Exploring LLM Agents for Cleaning Tabular Machine Learning Datasets

TL;DR

The paper investigates whether Large Language Models (LLMs) can improve model performance by cleaning training data without altering the data pipeline. It introduces a simple, iterative framework where an LLM interacts with an injured dataset via an IPython shell and a performance-evaluation tool to produce and evaluate cleaned datasets, with three error types (Numerical Shift, NaN Corruption, Categorical Shift) injected into Kaggle datasets. Results show that LLMs can identify and correct some errors using row-level context and prior iterations, but struggle with complex, distribution-wide errors; providing hints generally improves performance, though benefits depend on dataset and model. The work provides a benchmark for LLM-driven data cleaning, highlighting practical potential and clear limitations, and outlines future directions for richer feedback, automation, and broader datasets to improve robustness and scalability.

Abstract

High-quality, error-free datasets are a key ingredient in building reliable, accurate, and unbiased machine learning (ML) models. However, real world datasets often suffer from errors due to sensor malfunctions, data entry mistakes, or improper data integration across multiple sources that can severely degrade model performance. Detecting and correcting these issues typically require tailor-made solutions and demand extensive domain expertise. Consequently, automation is challenging, rendering the process labor-intensive and tedious. In this study, we investigate whether Large Language Models (LLMs) can help alleviate the burden of manual data cleaning.
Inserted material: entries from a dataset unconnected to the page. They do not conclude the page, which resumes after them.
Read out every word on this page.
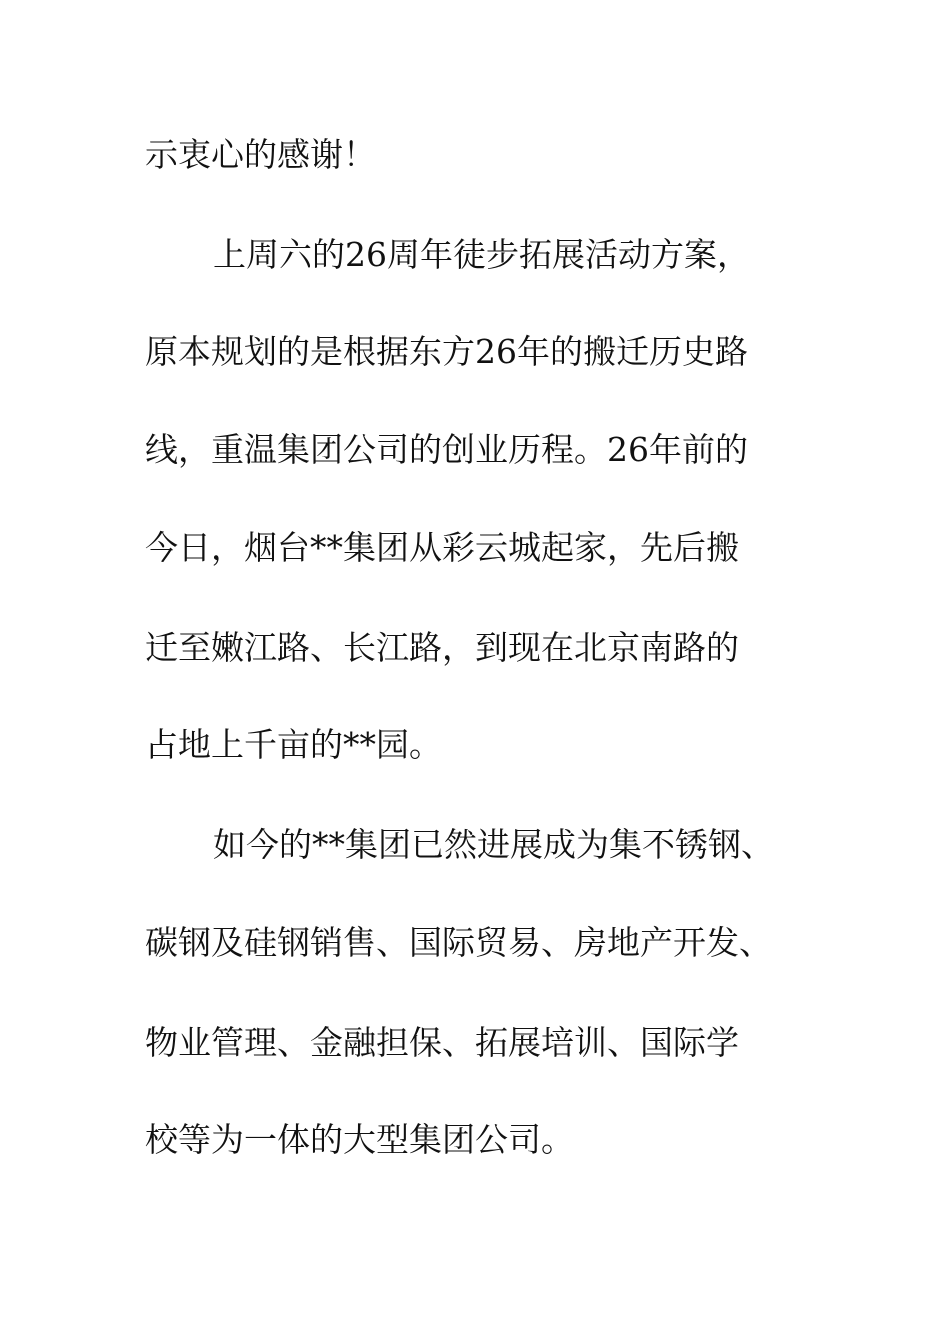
示衷心的感谢！
上周六的26周年徒步拓展活动方案，
原本规划的是根据东方26年的搬迁历史路
线，重温集团公司的创业历程。26年前的
今日，烟台**集团从彩云城起家，先后搬
迁至嫩江路、长江路，到现在北京南路的
占地上千亩的**园。
如今的**集团已然进展成为集不锈钢、
碳钢及硅钢销售、国际贸易、房地产开发、
物业管理、金融担保、拓展培训、国际学
校等为一体的大型集团公司。
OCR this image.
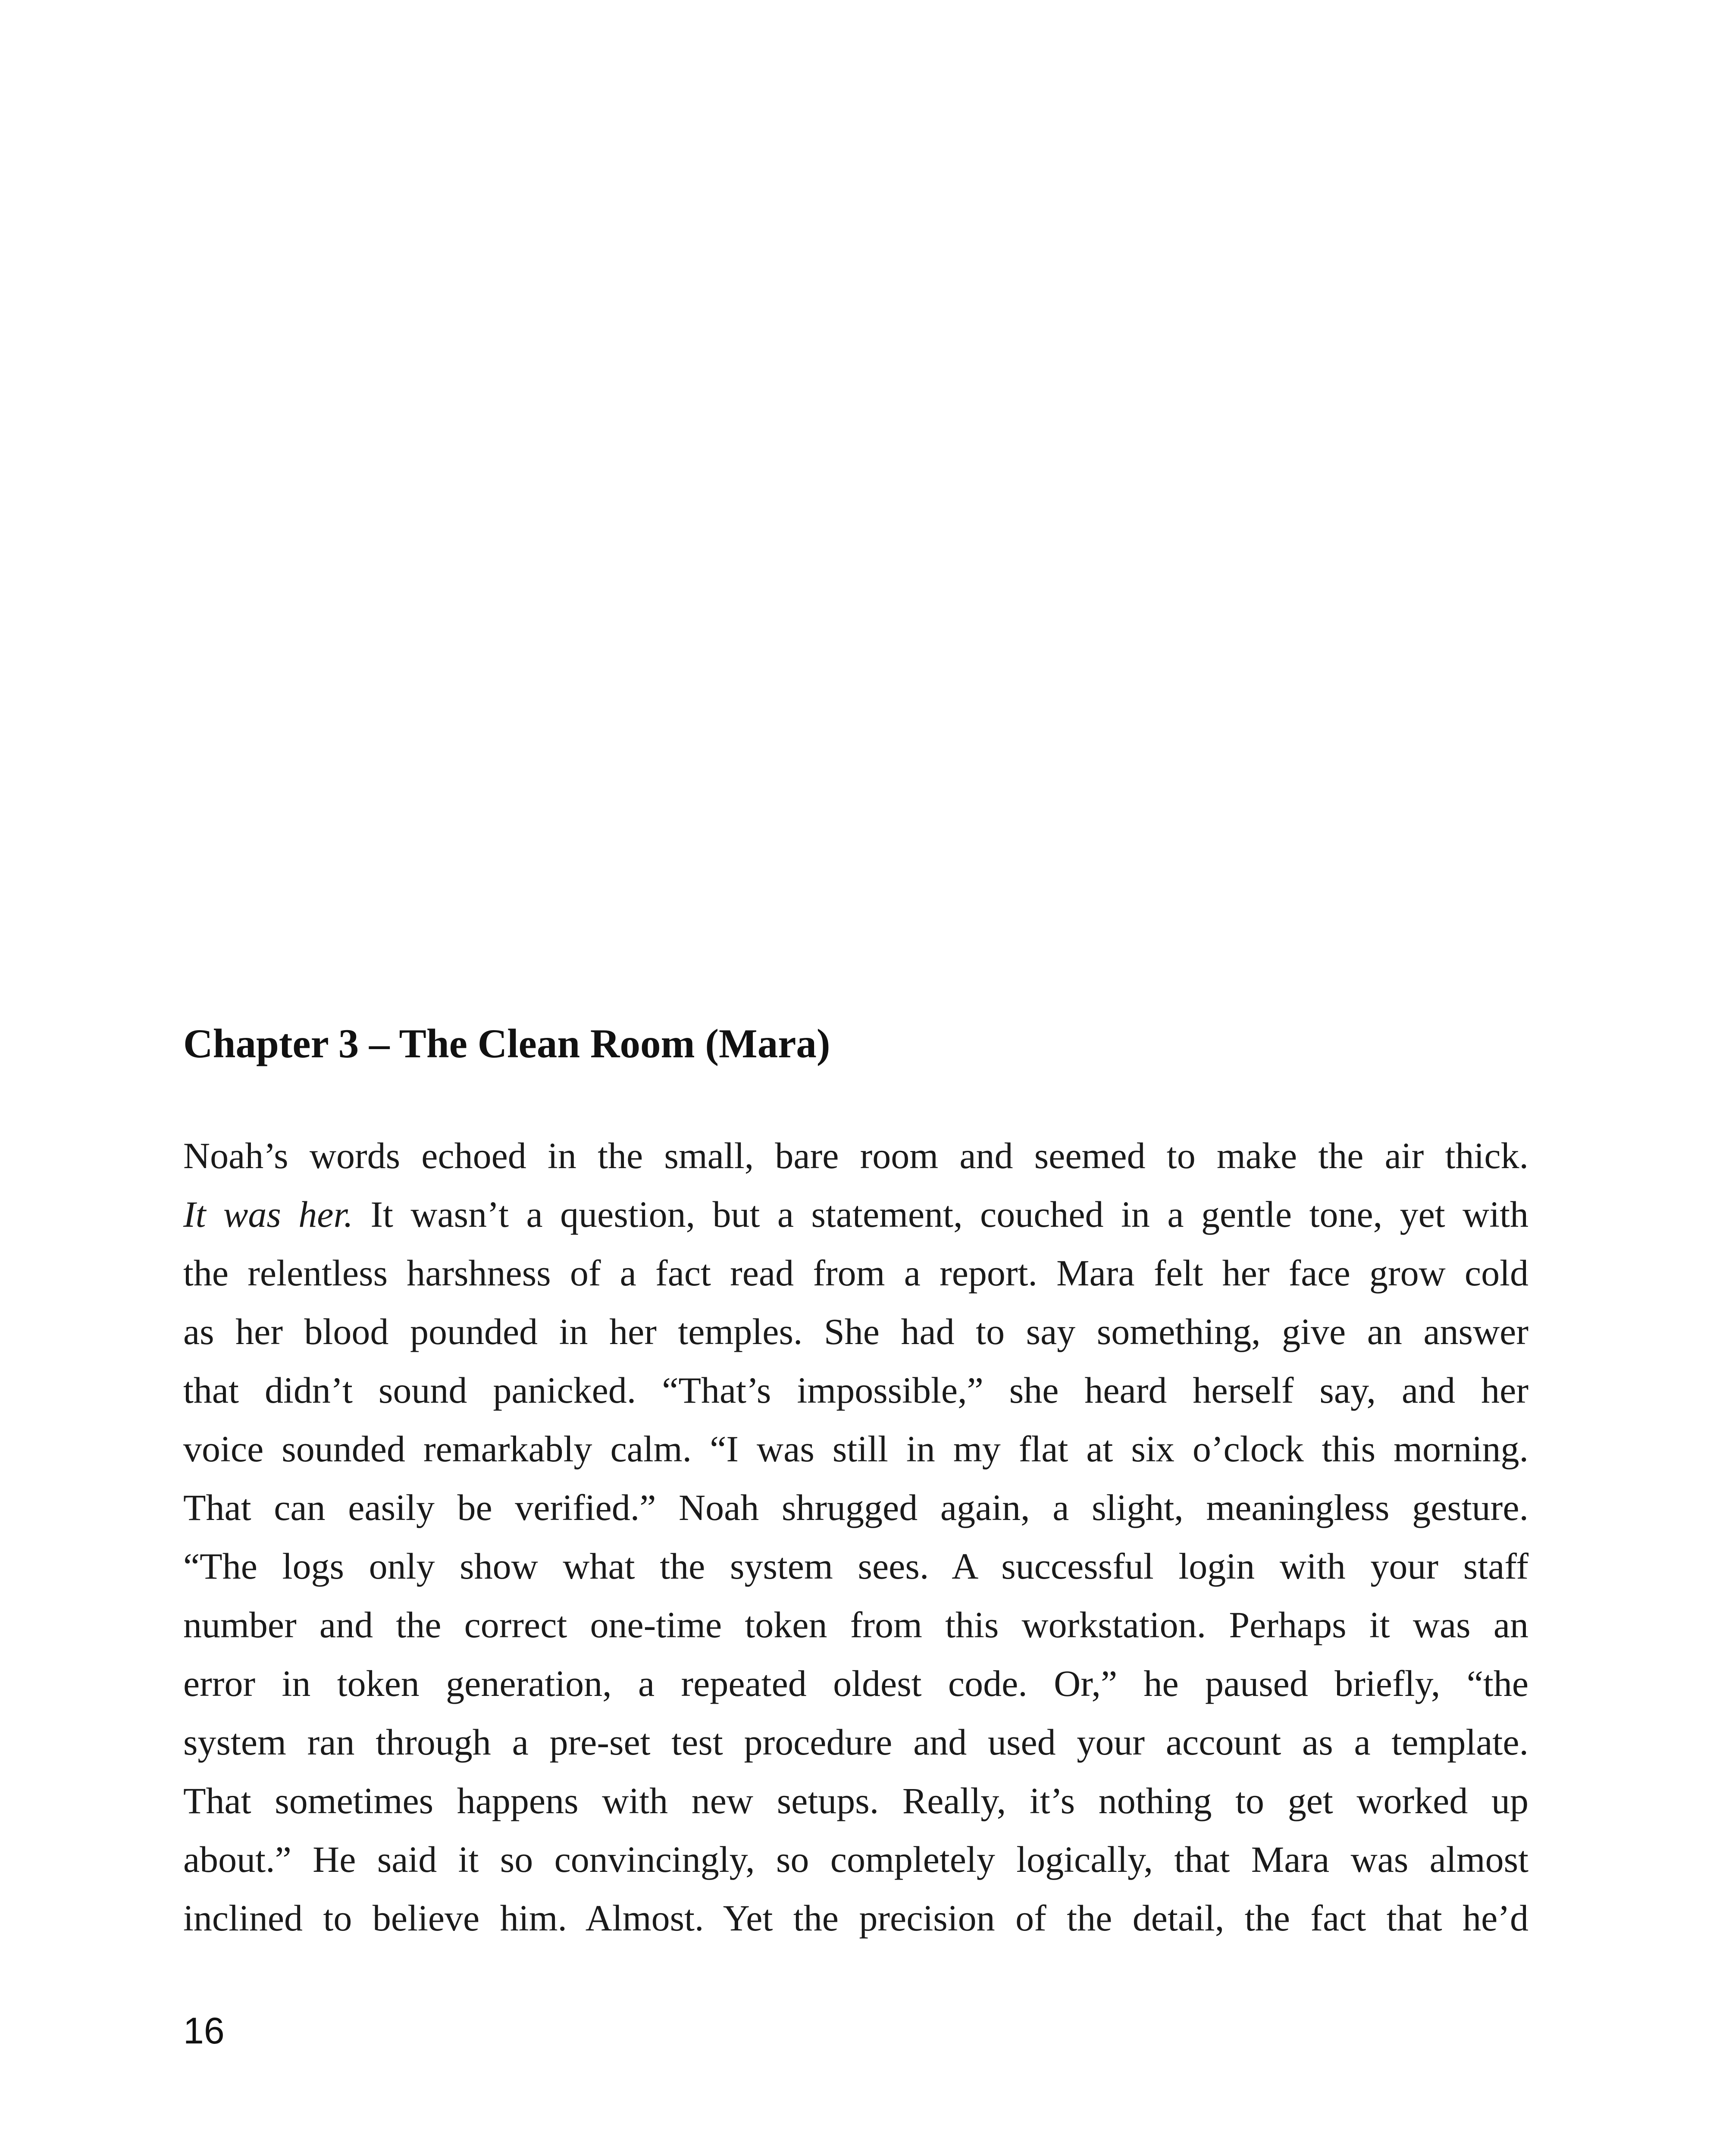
Chapter 3 – The Clean Room (Mara)
Noah’s words echoed in the small, bare room and seemed to make the air thick.
It was her. It wasn’t a question, but a statement, couched in a gentle tone, yet with
the relentless harshness of a fact read from a report. Mara felt her face grow cold
as her blood pounded in her temples. She had to say something, give an answer
that didn’t sound panicked. “That’s impossible,” she heard herself say, and her
voice sounded remarkably calm. “I was still in my flat at six o’clock this morning.
That can easily be verified.” Noah shrugged again, a slight, meaningless gesture.
“The logs only show what the system sees. A successful login with your staff
number and the correct one-time token from this workstation. Perhaps it was an
error in token generation, a repeated oldest code. Or,” he paused briefly, “the
system ran through a pre-set test procedure and used your account as a template.
That sometimes happens with new setups. Really, it’s nothing to get worked up
about.” He said it so convincingly, so completely logically, that Mara was almost
inclined to believe him. Almost. Yet the precision of the detail, the fact that he’d
16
We set up an experiment in which an LLM, paired with Python, is tasked with cleaning the training dataset to improve the performance of a learning algorithm without having the ability to modify the training pipeline or perform any feature engineering. We run this experiment on multiple Kaggle datasets that have been intentionally corrupted with errors. Our results show that LLMs can identify and correct erroneous entries, such as illogical values or outlier, by leveraging contextual information from other features within the same row, as well as feedback from previous iterations. However, they struggle to detect more complex errors that require understanding data distribution across multiple rows, such as trends and biases.

Paper Structure

This paper contains 23 sections, 4 figures, 4 tables.

Figures (4)

  • Figure 1: We provide the model with the path to the dataset along with a prompt instructing it to identify errors so that performance on a held-out set increases by a given threshold. At each iteration $j$, the LLM can send code to IPython to execute and get back the sys.output and/or send the path of the modified dataset $\mathcal{D}_{\text{i}}$ to get a performance score. The loop continues until the cumulative number of tokens used for the entire conversation reaches a pre-defined threshold. All the modified datasets $\mathcal{D}_{0...\text{i}}$ are stored and the dataset with the highest score is considered as $\mathcal{D}_{\text{Best}}$.
  • Figure 2: Performance improvement over $P_{\text{Dirty}}$ for the four models and three datasets.
  • Figure 3: Performance improvement for different Cumulative tokens thresholds from 25k to 200k
  • Figure 4: Impact of providing no hint, a weak hint, and a strong hint on the performance improvement for all models and datasets.